CPI mengidentifikasi “indeks layanan risiko politik”, salah satu dari delapan sumber yang digunakan untuk menyusun CPI, sebagai kontributor utama terhadap penurunan skor keseluruhan, yang menunjukkan bahwa korupsi, penyuapan, suap ilegal, dan konflik kepentingan di kalangan pengambil keputusan semakin sering terjadi. . .
Alvin Nicola dari Transparency International Indonesia mengatakan pada hari Minggu bahwa pemerintah harus lebih fokus pada peningkatan demokrasi substantif dan sistem checks and balances serta pemberantasan korupsi di bidang politik.
Zaenur Rohman dari Pusat Kajian Anti Korupsi Universitas Gadjah Mada (Pukat UGM) juga berpendapat, proses legislasi undang-undang ketenagakerjaan yang tidak demokratis menjadi salah satu permasalahan yang menyebabkan turunnya nilai CPI.
Pernyataan menteri senior itu salah dan tidak berdasar, katanya, Minggu.
Zaenur menyarankan agar negara ini mereformasi lembaga-lembaga penegakan hukum dan memperkuat pengawasan internal dan eksternal mereka, serta memperkenalkan kebijakan-kebijakan baru yang akan membantu pemerintah memerangi suap dan pencucian uang.

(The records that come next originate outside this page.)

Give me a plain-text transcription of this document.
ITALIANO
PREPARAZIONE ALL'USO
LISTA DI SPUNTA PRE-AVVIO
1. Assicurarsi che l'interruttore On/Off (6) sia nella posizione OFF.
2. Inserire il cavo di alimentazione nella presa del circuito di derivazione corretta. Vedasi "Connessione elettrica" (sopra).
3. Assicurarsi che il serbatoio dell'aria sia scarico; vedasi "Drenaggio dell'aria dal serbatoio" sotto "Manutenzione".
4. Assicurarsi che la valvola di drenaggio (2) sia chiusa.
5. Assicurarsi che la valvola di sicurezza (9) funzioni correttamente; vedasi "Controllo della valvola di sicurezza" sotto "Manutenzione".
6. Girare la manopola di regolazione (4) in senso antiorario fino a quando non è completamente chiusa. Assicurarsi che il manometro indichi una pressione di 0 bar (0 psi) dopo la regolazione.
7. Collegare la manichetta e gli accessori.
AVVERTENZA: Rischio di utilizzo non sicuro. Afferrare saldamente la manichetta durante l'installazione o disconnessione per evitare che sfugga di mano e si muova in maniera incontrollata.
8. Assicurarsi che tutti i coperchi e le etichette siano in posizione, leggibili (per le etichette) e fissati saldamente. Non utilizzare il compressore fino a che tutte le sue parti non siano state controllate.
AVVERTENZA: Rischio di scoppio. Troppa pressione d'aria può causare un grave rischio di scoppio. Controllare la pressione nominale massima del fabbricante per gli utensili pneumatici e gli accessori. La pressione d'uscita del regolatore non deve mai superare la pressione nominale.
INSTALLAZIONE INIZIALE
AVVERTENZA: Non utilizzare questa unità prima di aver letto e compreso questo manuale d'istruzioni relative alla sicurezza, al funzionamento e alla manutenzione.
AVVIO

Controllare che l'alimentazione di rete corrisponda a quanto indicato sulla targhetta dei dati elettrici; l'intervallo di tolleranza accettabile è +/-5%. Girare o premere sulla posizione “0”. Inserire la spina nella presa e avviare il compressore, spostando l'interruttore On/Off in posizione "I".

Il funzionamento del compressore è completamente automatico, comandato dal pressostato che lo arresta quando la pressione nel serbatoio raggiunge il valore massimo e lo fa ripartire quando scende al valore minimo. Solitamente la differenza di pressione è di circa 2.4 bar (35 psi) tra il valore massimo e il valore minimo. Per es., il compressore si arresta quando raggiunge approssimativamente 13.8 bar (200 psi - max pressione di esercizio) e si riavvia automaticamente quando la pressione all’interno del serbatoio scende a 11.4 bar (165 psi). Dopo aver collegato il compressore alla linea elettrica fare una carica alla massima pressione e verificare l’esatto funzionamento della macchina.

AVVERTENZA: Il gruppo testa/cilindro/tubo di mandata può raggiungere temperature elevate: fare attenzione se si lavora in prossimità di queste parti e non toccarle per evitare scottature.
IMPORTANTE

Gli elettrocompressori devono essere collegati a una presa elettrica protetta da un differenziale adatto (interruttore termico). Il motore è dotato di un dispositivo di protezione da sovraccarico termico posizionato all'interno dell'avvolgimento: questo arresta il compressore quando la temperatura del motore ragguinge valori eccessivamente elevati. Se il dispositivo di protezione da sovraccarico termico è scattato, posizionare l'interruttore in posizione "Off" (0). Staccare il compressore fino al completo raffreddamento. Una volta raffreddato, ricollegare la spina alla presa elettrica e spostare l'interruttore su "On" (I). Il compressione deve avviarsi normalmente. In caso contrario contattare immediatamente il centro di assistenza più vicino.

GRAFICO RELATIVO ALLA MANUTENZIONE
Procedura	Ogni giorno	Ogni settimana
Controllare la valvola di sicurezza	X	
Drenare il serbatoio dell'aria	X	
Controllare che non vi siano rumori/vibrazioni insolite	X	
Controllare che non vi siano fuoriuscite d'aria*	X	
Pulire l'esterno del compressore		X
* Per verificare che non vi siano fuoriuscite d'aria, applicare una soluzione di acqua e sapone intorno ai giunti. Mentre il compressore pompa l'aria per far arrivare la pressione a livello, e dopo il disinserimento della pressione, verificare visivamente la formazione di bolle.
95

Dia merujuk pada RUU penyitaan aset yang akan memungkinkan pihak berwenang untuk menyita aset haram sebelum hukuman pidana dan RUU yang akan membatasi transaksi tunai.

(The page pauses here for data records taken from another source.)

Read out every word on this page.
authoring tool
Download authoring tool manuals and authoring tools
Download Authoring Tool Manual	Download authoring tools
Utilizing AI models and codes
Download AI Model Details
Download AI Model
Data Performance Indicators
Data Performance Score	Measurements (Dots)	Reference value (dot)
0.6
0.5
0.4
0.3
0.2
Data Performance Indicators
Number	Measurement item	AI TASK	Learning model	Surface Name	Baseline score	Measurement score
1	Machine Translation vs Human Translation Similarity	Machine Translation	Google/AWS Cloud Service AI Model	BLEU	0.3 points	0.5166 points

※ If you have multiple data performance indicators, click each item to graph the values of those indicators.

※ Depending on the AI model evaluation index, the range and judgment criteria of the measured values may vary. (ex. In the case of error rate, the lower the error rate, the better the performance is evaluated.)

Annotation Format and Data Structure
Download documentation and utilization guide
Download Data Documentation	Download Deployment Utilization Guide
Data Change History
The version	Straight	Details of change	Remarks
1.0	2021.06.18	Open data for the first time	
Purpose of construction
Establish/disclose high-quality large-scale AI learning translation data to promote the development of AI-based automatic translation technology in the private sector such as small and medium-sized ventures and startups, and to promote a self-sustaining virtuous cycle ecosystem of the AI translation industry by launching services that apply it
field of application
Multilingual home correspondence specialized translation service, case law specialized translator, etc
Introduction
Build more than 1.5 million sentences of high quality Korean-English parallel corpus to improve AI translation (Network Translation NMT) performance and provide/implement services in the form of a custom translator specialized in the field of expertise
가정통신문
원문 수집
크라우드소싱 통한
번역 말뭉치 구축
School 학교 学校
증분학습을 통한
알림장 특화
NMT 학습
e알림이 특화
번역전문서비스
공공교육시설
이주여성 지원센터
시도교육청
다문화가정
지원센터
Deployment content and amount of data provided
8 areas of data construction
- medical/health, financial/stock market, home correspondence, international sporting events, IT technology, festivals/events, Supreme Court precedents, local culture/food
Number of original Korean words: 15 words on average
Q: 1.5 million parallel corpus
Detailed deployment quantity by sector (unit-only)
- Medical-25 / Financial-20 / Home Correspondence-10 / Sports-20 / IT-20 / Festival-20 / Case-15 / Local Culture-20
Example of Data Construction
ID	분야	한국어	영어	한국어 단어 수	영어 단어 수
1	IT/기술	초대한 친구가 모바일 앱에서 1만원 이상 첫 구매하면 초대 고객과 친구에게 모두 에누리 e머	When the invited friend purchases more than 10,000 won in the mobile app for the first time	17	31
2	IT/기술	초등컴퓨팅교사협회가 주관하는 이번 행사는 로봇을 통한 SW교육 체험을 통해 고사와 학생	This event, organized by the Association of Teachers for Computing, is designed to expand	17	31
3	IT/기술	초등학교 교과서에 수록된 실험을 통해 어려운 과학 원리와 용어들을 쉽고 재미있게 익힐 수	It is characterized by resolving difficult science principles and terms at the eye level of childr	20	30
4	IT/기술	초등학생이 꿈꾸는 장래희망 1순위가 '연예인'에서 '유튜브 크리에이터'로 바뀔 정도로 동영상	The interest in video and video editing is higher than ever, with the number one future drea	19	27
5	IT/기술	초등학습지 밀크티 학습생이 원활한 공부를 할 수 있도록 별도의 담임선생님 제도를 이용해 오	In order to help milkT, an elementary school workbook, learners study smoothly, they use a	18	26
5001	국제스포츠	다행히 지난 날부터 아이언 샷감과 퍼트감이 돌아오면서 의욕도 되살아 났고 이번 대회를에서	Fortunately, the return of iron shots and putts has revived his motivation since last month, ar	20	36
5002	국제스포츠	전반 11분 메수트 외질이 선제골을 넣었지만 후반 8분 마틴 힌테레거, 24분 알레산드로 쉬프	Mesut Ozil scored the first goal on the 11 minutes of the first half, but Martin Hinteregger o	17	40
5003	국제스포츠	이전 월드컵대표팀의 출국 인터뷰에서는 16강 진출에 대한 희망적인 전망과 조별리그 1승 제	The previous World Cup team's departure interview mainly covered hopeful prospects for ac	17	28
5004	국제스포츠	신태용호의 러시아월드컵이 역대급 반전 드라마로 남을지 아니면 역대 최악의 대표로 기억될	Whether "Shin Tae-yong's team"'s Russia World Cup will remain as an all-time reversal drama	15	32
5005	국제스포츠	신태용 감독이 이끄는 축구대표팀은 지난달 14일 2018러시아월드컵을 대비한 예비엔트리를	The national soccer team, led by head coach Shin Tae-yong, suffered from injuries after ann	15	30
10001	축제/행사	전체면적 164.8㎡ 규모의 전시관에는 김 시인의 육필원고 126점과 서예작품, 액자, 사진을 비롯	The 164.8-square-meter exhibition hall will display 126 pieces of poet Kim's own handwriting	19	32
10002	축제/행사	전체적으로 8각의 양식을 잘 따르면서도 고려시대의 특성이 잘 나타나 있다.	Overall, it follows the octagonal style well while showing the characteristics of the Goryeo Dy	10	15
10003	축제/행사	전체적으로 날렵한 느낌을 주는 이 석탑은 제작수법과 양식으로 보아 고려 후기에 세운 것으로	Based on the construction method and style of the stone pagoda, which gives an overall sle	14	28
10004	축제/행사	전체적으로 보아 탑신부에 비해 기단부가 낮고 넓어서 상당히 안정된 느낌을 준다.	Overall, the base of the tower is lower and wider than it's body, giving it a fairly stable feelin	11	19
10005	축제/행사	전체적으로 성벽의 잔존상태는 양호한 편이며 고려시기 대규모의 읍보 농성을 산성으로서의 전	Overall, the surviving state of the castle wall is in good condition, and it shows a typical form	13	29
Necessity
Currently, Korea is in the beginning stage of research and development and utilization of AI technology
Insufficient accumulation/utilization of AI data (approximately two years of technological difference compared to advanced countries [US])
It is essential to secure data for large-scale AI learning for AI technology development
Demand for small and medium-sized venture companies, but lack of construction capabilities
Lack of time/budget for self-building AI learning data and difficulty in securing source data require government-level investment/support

Para pengambil kebijakan menunda rancangan undang-undang tersebut selama bertahun-tahun sejak pertama kali diusulkan oleh pemerintahan Presiden Susilo Bambang Yudhoyono.

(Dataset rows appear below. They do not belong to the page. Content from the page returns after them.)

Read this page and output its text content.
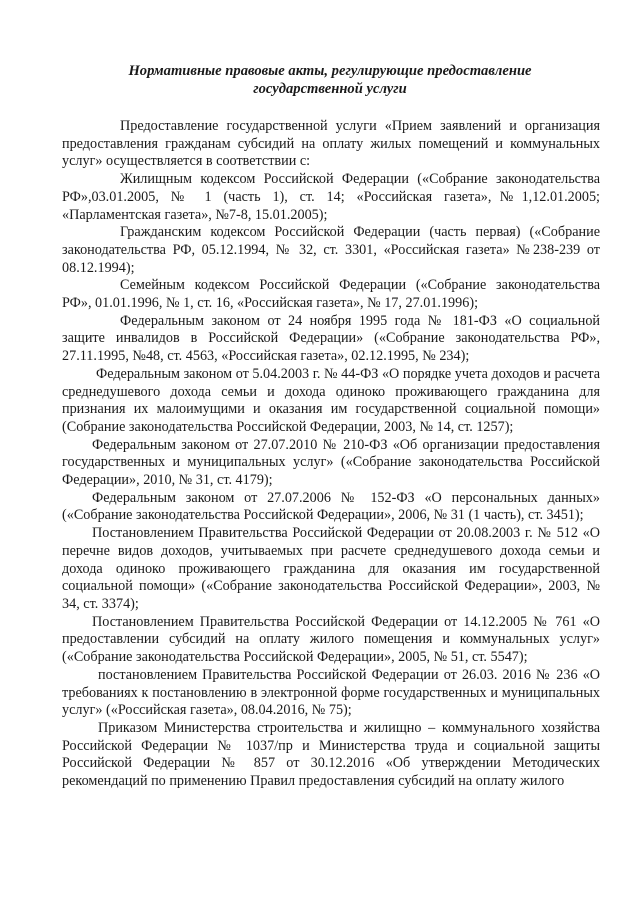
Нормативные правовые акты, регулирующие предоставление
государственной услуги

Предоставление государственной услуги «Прием заявлений и организация предоставления гражданам субсидий на оплату жилых помещений и коммунальных услуг» осуществляется в соответствии с:

Жилищным кодексом Российской Федерации («Собрание законодательства РФ»,03.01.2005, № 1 (часть 1), ст. 14; «Российская газета»,№1,12.01.2005; «Парламентская газета», №7-8, 15.01.2005);

Гражданским кодексом Российской Федерации (часть первая) («Собрание законодательства РФ, 05.12.1994, № 32, ст. 3301, «Российская газета» №238-239 от 08.12.1994);

Семейным кодексом Российской Федерации («Собрание законодательства РФ», 01.01.1996, № 1, ст. 16, «Российская газета», № 17, 27.01.1996);

Федеральным законом от 24 ноября 1995 года № 181-ФЗ «О социальной защите инвалидов в Российской Федерации» («Собрание законодательства РФ», 27.11.1995, №48, ст. 4563, «Российская газета», 02.12.1995, № 234);

Федеральным законом от 5.04.2003 г. № 44-ФЗ «О порядке учета доходов и расчета среднедушевого дохода семьи и дохода одиноко проживающего гражданина для признания их малоимущими и оказания им государственной социальной помощи» (Собрание законодательства Российской Федерации, 2003, № 14, ст. 1257);

Федеральным законом от 27.07.2010 № 210-ФЗ «Об организации предоставления государственных и муниципальных услуг» («Собрание законодательства Российской Федерации», 2010, № 31, ст. 4179);

Федеральным законом от 27.07.2006 № 152-ФЗ «О персональных данных» («Собрание законодательства Российской Федерации», 2006, № 31 (1 часть), ст. 3451);

Постановлением Правительства Российской Федерации от 20.08.2003 г. № 512 «О перечне видов доходов, учитываемых при расчете среднедушевого дохода семьи и дохода одиноко проживающего гражданина для оказания им государственной социальной помощи» («Собрание законодательства Российской Федерации», 2003, № 34, ст. 3374);

Постановлением Правительства Российской Федерации от 14.12.2005 № 761 «О предоставлении субсидий на оплату жилого помещения и коммунальных услуг» («Собрание законодательства Российской Федерации», 2005, № 51, ст. 5547);

постановлением Правительства Российской Федерации от 26.03. 2016 № 236 «О требованиях к постановлению в электронной форме государственных и муниципальных услуг» («Российская газета», 08.04.2016, № 75);

Приказом Министерства строительства и жилищно – коммунального хозяйства Российской Федерации № 1037/пр и Министерства труда и социальной защиты Российской Федерации № 857 от 30.12.2016 «Об утверждении Методических рекомендаций по применению Правил предоставления субсидий на оплату жилого
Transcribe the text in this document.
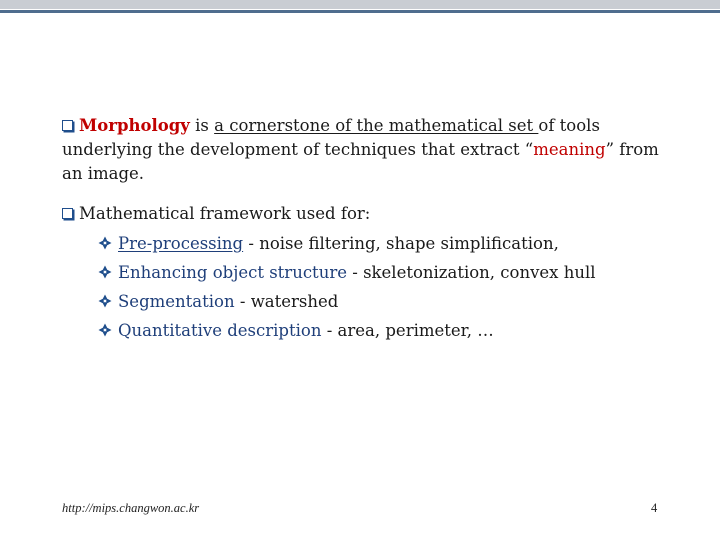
Morphology is a cornerstone of the mathematical set of tools underlying the development of techniques that extract “meaning” from an image.

Mathematical framework used for:
Pre-processing - noise filtering, shape simplification,
Enhancing object structure - skeletonization, convex hull
Segmentation - watershed
Quantitative description - area, perimeter, …
http://mips.changwon.ac.kr	4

Pada Desember 2022, RUU perampasan aset masuk dalam daftar RUU prioritas tahun ini. Namun Komisi III DPR yang membidangi masalah hukum belum memulai pembahasannya.
Taufik Basari dari Partai NasDem mengatakan anggota parlemen menunggu pemerintah menyampaikan rancangan undang-undang tersebut lengkap dengan dalil-dalilnya.